How would you characterize your relationship with Peter G. Peterson, the Council's chairman and longtime benefactor?

This is a membership organization and a highly charged political organization where you have every political view represented and people from almost every aspect of international life, so it's very hard to get agreement on anything. The president of the Council cannot succeed without a terrific chair and terrific board. Pete Peterson, Hank Greenberg, who was the vice chair, and I worked very, very closely all the time. I would say Pete Peterson spent the equivalent of a day and half each week during the program year, whether holding general meetings or doing board work. It was an enormous commitment. We're on the phone regularly throughout the week. And Hank maybe more than half as much ... a huge commitment of time by people in those positions. And I think we talked about the right things. We talked about strategy, we never got involved in operations, ever. Talking about strategy and (Inaudible) everything that was going on we were absolutely honest with each. When things were going wrong, I told them things were going wrong and we talked about how to fix them.
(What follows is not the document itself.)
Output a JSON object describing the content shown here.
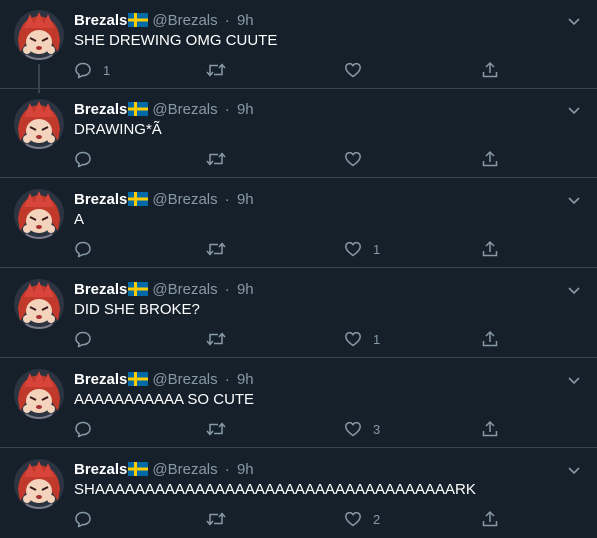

So it was a very close working relationship, and it saved me from many mistakes, and it was fun besides.

Surely they'll have a picture of your portrait at the Council like of your predecessors, but I've noticed that the predecessors, none of them has chunky paragraph below their name and a ten-year date. Hopefully they'll have one for you. If they were to have such a chunky paragraph, how would you want it to be? What would you like your peers to say about you and your tenure here?

I don't want to have a portrait hanging up here, because I think when they do a portrait people think you're dead even if you're not. So I'd prefer to not to have a portrait. Maybe after I'm dead they can hang my portrait. But if you're looking for an epitaph, I guess I'd have them say that he brought this organization into the twenty-first century.

Finally, as you prepare to depart this post, at least, what are your worries about the Council?

I'm not worried about the Council at all; this is a terrific organization ... when I micromanage it and when I don't, it's terrific in both dimensions. Best membership organization in the world, by far. Nothing compares. Quality of the activities here ... uniformly very high. This place is very strong. My successor will be very strong. I'm not worried about the Council at all.

And what are your worries about the world?

I am worried about the world and I am worried about America's place in the world, because at the very moment where we've reached a level of power unknown since the height of the Roman Empire, far greater than the height of the British Empire, we seem intellectually isolated from the world. Our power has been a kind of shield that has made it more difficult for us to appreciate what's going on elsewhere and to be able to take their perspectives, their interests into account as we perceive our own concerns and interests. It's not just a matter of talking to others more, it's a matter of understanding more that in the long run the things you want to accomplish require the participation and support of others.